Note that Aspen Plus gives a huge amount of results. Spend some time exploring these. Write down the values for vapor and liquid mole flow rates and drum temperature. Also look at the phase equilibrium and record the x and y values or print the xy graph. Of course, all these numbers are wrong, since we used the wrong VLE model.

6. Rerun with Better VLE Model

Now, cancel screens until you get back to the flowsheet (simulators run faster if there are not a large number of open screens). Go to Data in the menu and click on properties. In the Global screen, change the base method for VLE to NRTL-2. Click on Next. Continue clicking OK and redo the run. Check the results.

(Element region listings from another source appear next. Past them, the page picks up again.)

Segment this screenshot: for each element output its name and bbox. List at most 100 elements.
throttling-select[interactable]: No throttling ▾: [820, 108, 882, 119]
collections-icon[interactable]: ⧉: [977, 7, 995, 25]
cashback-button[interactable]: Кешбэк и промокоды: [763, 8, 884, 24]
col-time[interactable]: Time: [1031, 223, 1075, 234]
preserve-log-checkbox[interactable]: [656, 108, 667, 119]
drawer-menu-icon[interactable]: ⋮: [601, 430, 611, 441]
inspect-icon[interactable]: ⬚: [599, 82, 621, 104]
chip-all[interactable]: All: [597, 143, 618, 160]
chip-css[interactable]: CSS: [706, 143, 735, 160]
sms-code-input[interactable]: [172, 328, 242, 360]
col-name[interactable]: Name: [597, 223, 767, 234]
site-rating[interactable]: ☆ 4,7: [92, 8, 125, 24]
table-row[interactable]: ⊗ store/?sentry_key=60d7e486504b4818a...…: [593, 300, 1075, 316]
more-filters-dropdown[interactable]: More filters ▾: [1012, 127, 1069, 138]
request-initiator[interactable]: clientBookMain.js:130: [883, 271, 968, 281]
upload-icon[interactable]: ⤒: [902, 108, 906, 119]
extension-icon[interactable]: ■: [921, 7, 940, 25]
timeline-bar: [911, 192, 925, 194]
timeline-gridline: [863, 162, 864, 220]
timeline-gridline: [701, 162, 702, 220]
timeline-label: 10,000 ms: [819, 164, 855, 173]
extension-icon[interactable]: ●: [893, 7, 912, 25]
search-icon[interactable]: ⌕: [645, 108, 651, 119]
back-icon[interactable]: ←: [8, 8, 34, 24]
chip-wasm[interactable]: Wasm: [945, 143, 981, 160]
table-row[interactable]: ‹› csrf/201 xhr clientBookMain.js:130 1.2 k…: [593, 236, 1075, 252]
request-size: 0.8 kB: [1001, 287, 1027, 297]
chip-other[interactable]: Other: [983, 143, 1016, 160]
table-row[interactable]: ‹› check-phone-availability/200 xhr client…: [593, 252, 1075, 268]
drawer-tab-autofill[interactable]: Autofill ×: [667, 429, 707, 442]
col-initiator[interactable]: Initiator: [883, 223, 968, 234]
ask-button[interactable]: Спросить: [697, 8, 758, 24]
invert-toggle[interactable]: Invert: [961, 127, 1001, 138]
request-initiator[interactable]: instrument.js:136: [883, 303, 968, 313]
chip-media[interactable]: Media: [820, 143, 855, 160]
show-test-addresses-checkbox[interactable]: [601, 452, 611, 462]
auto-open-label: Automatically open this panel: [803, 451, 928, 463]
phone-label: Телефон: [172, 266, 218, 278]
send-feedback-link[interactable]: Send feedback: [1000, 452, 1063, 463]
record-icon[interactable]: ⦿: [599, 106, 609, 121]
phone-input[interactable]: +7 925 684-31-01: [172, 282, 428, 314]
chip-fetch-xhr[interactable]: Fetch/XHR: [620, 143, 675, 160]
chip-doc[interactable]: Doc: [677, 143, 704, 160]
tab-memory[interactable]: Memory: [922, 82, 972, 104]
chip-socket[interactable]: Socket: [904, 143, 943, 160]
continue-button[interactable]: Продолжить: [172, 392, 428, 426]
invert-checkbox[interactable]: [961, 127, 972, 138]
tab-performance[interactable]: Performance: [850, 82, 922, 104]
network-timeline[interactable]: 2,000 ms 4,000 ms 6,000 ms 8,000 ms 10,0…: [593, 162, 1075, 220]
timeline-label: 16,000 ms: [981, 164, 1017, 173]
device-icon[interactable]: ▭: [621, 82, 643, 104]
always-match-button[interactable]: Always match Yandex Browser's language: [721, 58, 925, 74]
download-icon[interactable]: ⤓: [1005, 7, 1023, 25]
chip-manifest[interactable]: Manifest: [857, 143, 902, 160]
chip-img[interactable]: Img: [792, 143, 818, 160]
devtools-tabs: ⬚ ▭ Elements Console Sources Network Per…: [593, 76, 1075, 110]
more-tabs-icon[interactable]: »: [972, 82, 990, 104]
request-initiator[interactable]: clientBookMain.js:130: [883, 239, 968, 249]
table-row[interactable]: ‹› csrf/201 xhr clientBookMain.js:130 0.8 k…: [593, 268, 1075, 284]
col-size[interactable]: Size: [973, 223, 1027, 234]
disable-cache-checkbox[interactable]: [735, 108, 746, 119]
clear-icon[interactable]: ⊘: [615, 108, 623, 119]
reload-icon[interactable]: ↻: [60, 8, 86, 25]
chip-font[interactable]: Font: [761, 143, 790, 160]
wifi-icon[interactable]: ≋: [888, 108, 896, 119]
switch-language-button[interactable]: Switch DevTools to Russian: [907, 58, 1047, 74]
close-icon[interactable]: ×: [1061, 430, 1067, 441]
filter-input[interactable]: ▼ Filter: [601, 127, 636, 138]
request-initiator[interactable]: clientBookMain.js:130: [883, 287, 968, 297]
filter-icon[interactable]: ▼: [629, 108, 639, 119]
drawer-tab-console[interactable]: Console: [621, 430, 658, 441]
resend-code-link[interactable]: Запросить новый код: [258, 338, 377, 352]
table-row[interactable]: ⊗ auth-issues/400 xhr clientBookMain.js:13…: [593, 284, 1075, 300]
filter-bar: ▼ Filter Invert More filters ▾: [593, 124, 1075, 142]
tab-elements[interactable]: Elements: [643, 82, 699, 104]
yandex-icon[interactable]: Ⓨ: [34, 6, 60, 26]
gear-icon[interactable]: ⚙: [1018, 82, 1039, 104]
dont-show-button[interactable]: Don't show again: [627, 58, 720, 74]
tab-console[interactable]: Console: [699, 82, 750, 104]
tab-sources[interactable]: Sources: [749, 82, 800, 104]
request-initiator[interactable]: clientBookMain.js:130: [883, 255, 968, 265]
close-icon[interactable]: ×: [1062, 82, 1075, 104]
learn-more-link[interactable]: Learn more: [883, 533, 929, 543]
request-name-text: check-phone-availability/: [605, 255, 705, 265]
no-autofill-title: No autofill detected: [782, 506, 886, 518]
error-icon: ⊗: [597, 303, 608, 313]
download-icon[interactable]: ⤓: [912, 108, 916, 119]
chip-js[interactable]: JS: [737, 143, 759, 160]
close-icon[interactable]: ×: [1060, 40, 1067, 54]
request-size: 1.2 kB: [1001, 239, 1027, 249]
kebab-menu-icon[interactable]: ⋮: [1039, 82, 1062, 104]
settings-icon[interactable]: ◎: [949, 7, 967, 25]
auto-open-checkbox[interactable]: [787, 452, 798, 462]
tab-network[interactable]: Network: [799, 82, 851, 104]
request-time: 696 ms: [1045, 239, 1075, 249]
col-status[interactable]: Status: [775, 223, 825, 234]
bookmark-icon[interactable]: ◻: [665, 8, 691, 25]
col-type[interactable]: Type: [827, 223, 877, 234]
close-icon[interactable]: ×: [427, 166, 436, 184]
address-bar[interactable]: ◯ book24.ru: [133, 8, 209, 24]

Write these results down or print the plots. Compare the vapor and liquid products with this equilibrium data to the previous run. Go to Analysis and look at the T-x-y and the x-y plots. Compare to the VLE data in the textbook (the most accurate comparison is with Table 2-1).

7. Try Different Inputs

Once you are happy with the previous runs, change the input conditions (using the same flowsheet) to look at different feed compositions and different fraction vaporized. There are at least two ways to input new data. (1). Left-click on the block for the flash. Go to Data in the menu and left-click on input.

Put in the desired numbers using the << or >> buttons (not Next button) to move to different screens. (2) Go to Data in the menu and click on Streams. Click on the << or >> button until you get the Stream (Material) Input-Data Browser. Change the data as desired. Try feeds that are 10, 30, 50, and 70 mol%

ethanol and vary vapor fraction.

8. Adiabatic Flash

The most common way to operate a flash system is to feed a hot liquid at elevated pressure through a valve into an insulated (adiabatic) flash chamber that operates at lower pressure. Try a feed of 100 kmol/h that is 30 mol% ethanol and 70 mol%. The flash chamber operates at 1.0 atm and is adiabatic (set Heat duty = 0).

a. The feed is at 110°C and a pressure of 50 psia. Repeat for 100 psia.

b. The feed is at 130°C and a pressure of 100 psia.

c. The feed is at 150°C and a pressure of 100 psia.

d. The feed is at 151.5°C and a pressure of 100 psia.

e. The feed is at 151.5°C and a pressure of 200 psia.

For all of these cases, look at the feed stream and the two product streams (e.g.,

View→Report→Streams→All). Is the feed stream entirely liquid? When the feed is not entirely liquid, what happens to the liquid and vapor product flow rates? What is the effect of the feed pressure? Why

are the two runs for part a essentially identical, but runs d and e give very different results?

9. Switch to a Ternary Problem

Remove any leftover dialog boxes or screens. Go to Data in the menu and click on components. Use Edit to delete the two rows. You may need to click on the row to obtain the Delete Row command in edit. Then add propane, n-butane, and n-pentane as the three components. Using the menu, go to Data Properties and change the choice of VLE model. Peng-Robinson is a good choice for hydrocarbons. Use the Next button and input the mole fractions (propane 0.2, n-butane 0.3 and n-pentane 0.5). Keep

fraction vaporized at 0.4 and pressure of 1.0 bar for now. Click on the Next button and do the run when ready. Record your results (component flow rates, T, y and x) or print out the report. If you have time, try different fraction vaporized, different feed compositions, and different temperatures.

10. What Does It All Mean?

Reflect on the meaning of your results for both the binary and the ternary flash systems.

a. Binary: How are the compositions of the vapor and liquid streams from the flash system related?

What is the role of the fraction vaporized? How can you do the calculation by hand?

b. Ternary: How are the compositions of the vapor and liquid streams from the flash system related?

What is the role of the fraction vaporized? How can you do the calculation by hand?

Note that the calculation methods used for hand calculations will be different for the binary and ternary systems since the equilibrium data are available in different forms (graphically for the binary and DePriester chart for the ternary).

11. Finish. Exit Aspen Plus and log out. There is no formal lab report for this lab.